In some places, in some years, with some squirrels — the animals go on offense and climb into oak trees, spot clusters of huge tasty acorns at the tips of branches too small to bear even a squirrel’s weight, and just chew off twigs to get to the nuts. In some places, the otherwise green, healthy-looking leaves rain down in veritable carpets. 

“Once they’re down on the ground, they’re easier to collect,” Sagor said of the acorn crop.  

But it doesn’t happen everywhere. And it may be that some squirrels are just a little sharper than others. 

Fallen leaves carpet a street
Green oak leaves carpet a street on Monday in St. Paul, where squirrels have been shearing off the tips of branches to harvest a surge of acorn growth, known as a "mast year."
Tim Nelson | MPR News

“It’s mostly gray squirrels,” said John Loegering, a professor of wildlife ecology in Crookston, Minn., and a wildlife specialist for the U of M’s extension service. “I’ve heard of squirrels doing this in Pennsylvania and Ohio. I wouldn’t be surprised if it was just one of those things, that there’s a certain fraction of squirrels that figured out this is the best way to get the acorns down early.” 

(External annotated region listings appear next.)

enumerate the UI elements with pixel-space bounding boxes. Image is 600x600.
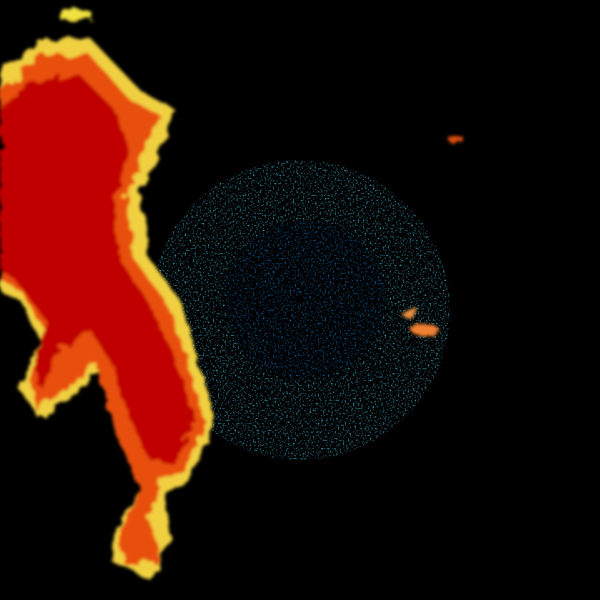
east-cell-2 — [401, 307, 419, 317]
clutter-field — [150, 160, 450, 460]
north-fragment — [57, 9, 93, 21]
storm-cells — [0, 9, 464, 580]
far-east-cell — [448, 135, 464, 143]
main-storm-core — [0, 75, 195, 465]
east-cell-1 — [411, 324, 439, 336]
clutter-inner — [225, 220, 385, 380]
radar-site-icon — [295, 295, 303, 303]
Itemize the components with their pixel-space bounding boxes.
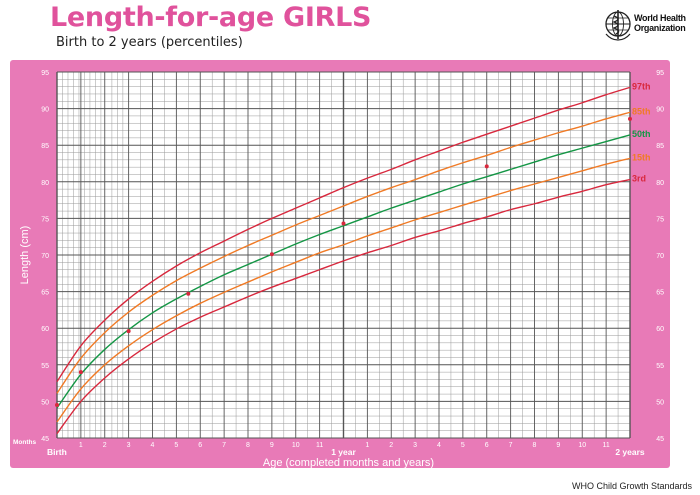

And if they teach their offspring to do it, that may be a survival advantage as well. Although the mast year bounty happens outside of typical squirrel breeding season, it may have a significant impact on winter survival. 

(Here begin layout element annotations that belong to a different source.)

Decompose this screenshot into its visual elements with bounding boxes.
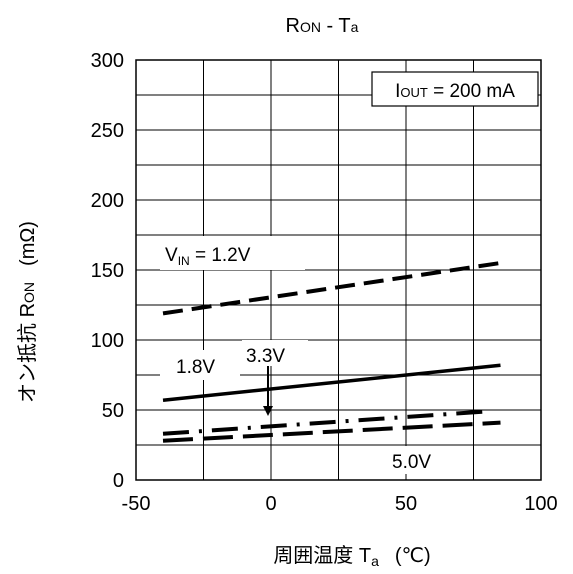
series-line-solid — [162, 363, 501, 402]
y-tick-label: 0 — [113, 470, 124, 492]
series-lines — [162, 261, 501, 443]
arrow-3-3v — [263, 366, 273, 416]
y-tick-label: 200 — [91, 190, 124, 212]
x-tick-label: 50 — [395, 493, 417, 515]
x-tick-label: 0 — [265, 493, 276, 515]
condition-label: IOUT = 200 mA — [395, 81, 515, 102]
x-tick-label: 100 — [524, 493, 557, 515]
y-tick-label: 50 — [102, 400, 124, 422]
y-axis-label: オン抵抗 RON(mΩ) — [16, 221, 39, 403]
series-label-1-8v: 1.8V — [176, 357, 215, 378]
condition-box: IOUT = 200 mA — [371, 71, 539, 107]
series-label-3-3v: 3.3V — [246, 346, 285, 367]
series-label-1-2v: VIN = 1.2V — [165, 245, 251, 268]
x-tick-labels: -50 0 50 100 — [122, 493, 558, 515]
series-line-longdash — [162, 420, 501, 443]
chart-title: RON - Ta — [286, 15, 359, 37]
series-label-5-0v: 5.0V — [392, 452, 431, 473]
y-tick-label: 300 — [91, 50, 124, 72]
y-tick-label: 150 — [91, 260, 124, 282]
x-tick-label: -50 — [122, 493, 151, 515]
y-tick-label: 250 — [91, 120, 124, 142]
y-tick-label: 100 — [91, 330, 124, 352]
series-line-dashed — [162, 261, 501, 316]
y-tick-labels: 0 50 100 150 200 250 300 — [91, 50, 124, 492]
x-axis-label: 周囲温度 Ta (℃) — [273, 544, 430, 569]
plot-frame — [135, 59, 542, 481]
series-line-dashdot — [162, 409, 488, 436]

Loegering says there’s a similar phenomenon in deer: landowners sometimes put paper caps on tree seedling buds to keep deer from browsing them and stunting the trees. For some deer herds, it works. Others seem to have learned that they just have to unwrap their snack first. 

“Some deer figure it out. Some don’t,” Loegering said. 

Sagor, the forest expert, said that the excessive litter of green oak leaves and twigs on the ground in parts of the state may appear alarming. But he says trees and squirrels have evolved together for a long time, through mast years and otherwise. 

“It’s just nature happening,” Sagor said. “Nature is crazy.”